Founded in 1946 by Paul Van Zeeland (Belgium), Josef Retinger (Poland) and Pieter Kerstens (Netherlands) - who were rapidly joined by other European figures including Edmond Giscard d'Estaing (France), Harold Butler (Great Britain) and Herman Abs (Germany) -, the European League for Economic Cooperation celebrated its 65th anniversary in 2011.
It has never been a mass movement, although it was present at The Hague in 1948 among the founding organisations of the European Movement (www.europeanmovement.eu). Nor is it a lobby defending the interests of a given sector or particular profession, nor yet a think-tank capable of mobilising teams of researchers. ELEC could be described as an "intellectual pressure group" in the service of the European project, anxious to carry out its mission in complete independence of private interests or the public authorities.
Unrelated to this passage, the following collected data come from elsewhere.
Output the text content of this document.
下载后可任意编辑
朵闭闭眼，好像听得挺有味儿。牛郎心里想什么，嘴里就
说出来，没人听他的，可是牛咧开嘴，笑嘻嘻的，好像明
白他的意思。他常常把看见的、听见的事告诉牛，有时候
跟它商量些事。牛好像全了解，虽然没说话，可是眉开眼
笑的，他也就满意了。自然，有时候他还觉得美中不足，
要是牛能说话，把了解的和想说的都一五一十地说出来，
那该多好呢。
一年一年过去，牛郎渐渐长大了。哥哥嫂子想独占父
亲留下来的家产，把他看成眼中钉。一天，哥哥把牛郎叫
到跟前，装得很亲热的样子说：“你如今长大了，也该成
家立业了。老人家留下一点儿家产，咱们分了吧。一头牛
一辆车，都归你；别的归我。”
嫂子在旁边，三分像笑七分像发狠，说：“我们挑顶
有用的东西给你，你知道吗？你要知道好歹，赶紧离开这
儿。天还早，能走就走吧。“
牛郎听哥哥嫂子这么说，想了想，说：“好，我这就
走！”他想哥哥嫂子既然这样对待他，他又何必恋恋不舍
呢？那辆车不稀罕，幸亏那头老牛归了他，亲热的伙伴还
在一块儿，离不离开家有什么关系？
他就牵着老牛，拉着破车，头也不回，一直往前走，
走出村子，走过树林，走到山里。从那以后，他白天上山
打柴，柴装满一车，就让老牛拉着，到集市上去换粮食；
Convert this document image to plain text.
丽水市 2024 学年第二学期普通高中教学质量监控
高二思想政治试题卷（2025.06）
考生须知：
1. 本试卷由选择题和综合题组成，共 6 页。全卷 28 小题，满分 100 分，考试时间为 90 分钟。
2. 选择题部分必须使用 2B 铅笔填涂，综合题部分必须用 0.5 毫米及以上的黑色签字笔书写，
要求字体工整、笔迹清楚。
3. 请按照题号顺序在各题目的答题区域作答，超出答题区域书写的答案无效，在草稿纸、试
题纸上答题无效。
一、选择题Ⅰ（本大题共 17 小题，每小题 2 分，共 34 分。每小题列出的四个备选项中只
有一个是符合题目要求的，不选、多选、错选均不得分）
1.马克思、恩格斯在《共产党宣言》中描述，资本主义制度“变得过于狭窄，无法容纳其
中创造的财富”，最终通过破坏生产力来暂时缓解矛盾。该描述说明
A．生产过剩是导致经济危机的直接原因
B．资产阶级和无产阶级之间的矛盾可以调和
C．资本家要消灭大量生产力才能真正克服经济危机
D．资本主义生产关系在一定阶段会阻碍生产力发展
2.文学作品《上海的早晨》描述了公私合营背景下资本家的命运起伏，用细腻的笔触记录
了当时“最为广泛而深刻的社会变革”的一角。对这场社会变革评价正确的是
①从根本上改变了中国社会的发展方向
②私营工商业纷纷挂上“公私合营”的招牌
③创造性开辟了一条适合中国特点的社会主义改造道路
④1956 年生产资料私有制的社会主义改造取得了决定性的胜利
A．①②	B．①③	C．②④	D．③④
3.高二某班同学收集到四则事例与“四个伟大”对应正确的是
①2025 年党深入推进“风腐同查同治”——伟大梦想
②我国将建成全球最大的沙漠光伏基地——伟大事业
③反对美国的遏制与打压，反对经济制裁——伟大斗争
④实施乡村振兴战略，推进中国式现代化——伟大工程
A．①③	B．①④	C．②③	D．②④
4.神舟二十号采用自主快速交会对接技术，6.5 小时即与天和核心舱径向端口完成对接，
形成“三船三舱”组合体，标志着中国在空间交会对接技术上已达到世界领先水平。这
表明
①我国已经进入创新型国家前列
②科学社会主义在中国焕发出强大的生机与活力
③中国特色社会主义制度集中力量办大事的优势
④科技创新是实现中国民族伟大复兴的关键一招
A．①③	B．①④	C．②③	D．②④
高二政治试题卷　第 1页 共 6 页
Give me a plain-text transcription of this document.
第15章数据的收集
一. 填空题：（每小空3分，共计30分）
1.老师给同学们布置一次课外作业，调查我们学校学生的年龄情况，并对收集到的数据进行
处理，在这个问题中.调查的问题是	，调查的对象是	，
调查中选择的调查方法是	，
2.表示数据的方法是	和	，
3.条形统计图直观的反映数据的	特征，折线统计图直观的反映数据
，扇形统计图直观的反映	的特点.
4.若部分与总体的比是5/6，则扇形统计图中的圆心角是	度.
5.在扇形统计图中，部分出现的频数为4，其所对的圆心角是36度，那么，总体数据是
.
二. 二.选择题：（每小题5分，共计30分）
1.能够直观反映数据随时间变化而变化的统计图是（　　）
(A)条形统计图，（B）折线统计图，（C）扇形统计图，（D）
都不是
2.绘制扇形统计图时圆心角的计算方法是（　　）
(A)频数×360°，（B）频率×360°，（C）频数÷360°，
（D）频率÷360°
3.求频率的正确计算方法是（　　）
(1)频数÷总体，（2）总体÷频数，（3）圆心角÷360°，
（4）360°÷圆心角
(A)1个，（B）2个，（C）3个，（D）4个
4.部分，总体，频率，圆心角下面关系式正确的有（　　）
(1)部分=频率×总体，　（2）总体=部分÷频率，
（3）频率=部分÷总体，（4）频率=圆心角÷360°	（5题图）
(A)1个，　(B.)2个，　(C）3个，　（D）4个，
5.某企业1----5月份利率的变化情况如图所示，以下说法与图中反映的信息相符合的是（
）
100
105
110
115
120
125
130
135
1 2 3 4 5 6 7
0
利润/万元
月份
This mission includes the European education of its members by circulating information among them and by organising debates on the great European themes.
ELEC's members, in the countries of Europe in which it is currently represented, mainly come from the economic and financial world, but they also include senior national and European officials, and people from academic and political backgrounds. Together, they form a European network with significant expertise and influence. ELEC thus has advisory status at the Council of Europe and on the United Nations Economic Commission for Europe.
To be sure, Europe today has a variety of clubs, associations and groups pursuing similar aims. ELEC stands out because of the very diverse nature of its membership, the wide range of their interests, and a particular concern for independence in formulating their opinions. This gives its internal debates an openness and frankness which participants find intellectually stimulating, even if unanimous agreement is sometimes difficult to achieve. But it is this diversity and independence that prompts ELEC to ask the right questions and, in the answers it provides, to give priority to the common European interest.